View the full hearing here. View Sen. Cruz’s opening statement above and see transcript below:
“We’re here today to discuss an issue that is important to every one of us. We’re here today to discuss cures—cures to life threatening diseases, cures to diseases that devastate the lives of millions. We’re here today to discuss what we’re doing well and what we could be doing better to open new frontiers.
“The United States has led the world in path-breaking medical research, and yet there’s far more we could be doing.
“In the year 2015, it’s estimated almost six-hundred-thousand Americans face cancer. Another 700,000 with Alzheimer’s disease are expected to die this year. Nearly 500,000 people in the United States suffer from the effect of Parkinson’s disease. Seven hundred ninety-five thousand suffer strokes each year. Twenty-five point eight million people are afflicted with diabetes. And 95 percent of other rare diseases currently have no recognized treatments or cures, leaving most of the 30 million patients afflicted by them with few or no options.
“The path to achieving medical breakthroughs in cures is law and capital-intensive. Yet often it seems when it comes to medical research that we’re penny-wise and pound-foolish, that we pay billions or trillions on the back end, dealing with the consequences of horrific diseases rather than investing and creating the incentives on the front end to cure these diseases once and for all.
“The average cost to get a single drug approved by the FDA can cost between one and two billion dollars. In addition, the regulatory burdens and bureaucratic unpredictability slows the ability of innovators to create new cures. Regulatory burdens and uncertainty is also having an effect on private investment.
“In 2011, the National Venture Capital Association issued a report confirming that U.S. venture capitalists are reducing their investments in biotechnology and medical device companies and are shifting their focus overseas to Europe and Asia primarily due to the persistent regulatory obstacles at the FDA.
“Despite these daunting and persistent challenges, I continue to believe that incredible American ingenuity still has the power to fuel a revolution and to open medical breakthroughs.
“As former FDA Commissioner Andrew von Eschenback has stated, ‘We stand on the cusp of a revolution in healthcare.

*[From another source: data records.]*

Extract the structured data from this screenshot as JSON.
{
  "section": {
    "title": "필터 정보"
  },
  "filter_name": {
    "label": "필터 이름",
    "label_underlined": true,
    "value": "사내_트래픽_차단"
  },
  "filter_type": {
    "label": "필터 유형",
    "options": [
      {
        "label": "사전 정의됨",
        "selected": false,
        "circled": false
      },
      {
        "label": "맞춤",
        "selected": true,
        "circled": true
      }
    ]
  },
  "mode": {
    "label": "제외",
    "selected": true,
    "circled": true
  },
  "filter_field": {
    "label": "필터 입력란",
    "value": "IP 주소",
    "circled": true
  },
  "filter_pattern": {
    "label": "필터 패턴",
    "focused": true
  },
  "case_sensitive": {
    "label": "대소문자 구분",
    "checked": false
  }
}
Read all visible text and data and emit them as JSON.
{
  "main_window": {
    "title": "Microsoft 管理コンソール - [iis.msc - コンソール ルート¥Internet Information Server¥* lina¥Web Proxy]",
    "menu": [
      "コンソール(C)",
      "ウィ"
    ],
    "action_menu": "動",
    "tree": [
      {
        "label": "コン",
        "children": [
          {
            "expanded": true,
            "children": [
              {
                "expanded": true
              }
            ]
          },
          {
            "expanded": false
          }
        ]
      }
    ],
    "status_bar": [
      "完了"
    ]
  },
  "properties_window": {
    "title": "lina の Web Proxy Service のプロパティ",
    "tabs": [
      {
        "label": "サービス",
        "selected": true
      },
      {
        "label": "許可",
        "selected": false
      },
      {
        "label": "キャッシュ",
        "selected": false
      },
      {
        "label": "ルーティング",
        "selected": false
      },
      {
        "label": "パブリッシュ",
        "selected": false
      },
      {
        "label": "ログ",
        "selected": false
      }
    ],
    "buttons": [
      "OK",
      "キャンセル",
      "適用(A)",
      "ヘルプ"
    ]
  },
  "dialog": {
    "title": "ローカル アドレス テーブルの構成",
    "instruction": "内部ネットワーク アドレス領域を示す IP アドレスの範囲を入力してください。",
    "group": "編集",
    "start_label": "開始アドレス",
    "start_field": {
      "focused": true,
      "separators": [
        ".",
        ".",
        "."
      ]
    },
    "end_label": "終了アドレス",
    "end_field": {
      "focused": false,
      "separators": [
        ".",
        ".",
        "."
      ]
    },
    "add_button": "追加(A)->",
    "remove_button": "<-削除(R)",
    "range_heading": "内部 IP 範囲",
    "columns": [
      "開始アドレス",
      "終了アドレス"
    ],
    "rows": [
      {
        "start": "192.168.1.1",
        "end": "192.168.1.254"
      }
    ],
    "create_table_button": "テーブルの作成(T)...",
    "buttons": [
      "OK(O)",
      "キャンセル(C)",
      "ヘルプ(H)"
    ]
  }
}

Advances in molecular medicine will allow us to develop powerful new treatments that can cure, or even prevent, diseases like Alzheimer’s and cancer.’
“As we begin a discussion this morning on how we can unlock cures for America’s most deadly diseases, we’ll take a global look in examining how the American regulatory system compares with the rest of the world, and how incentives can change so that in the coming years we have more and more breakthroughs, rather than less and less bureaucratic inertia.
“Whether it’s increased federal funding through direct medical research, whether it’s using tools, such as prize competitions, whether it’s intellectual property reform, or easing the burdens for approving new drugs and medical devices; all of those are steps that are going to have to be examined closely if we’re going to take major steps toward new cures.
“American poet, Robert Frost, once stated that, ‘Freedom lies in being bold.’ That’s the approach all of us hope that we take. And it is in that spirit that I welcome our panel of distinguished experts and friends to engage in a discussion of creating bold solutions that will enable medical discoveries to cure and prevent deadly diseases.”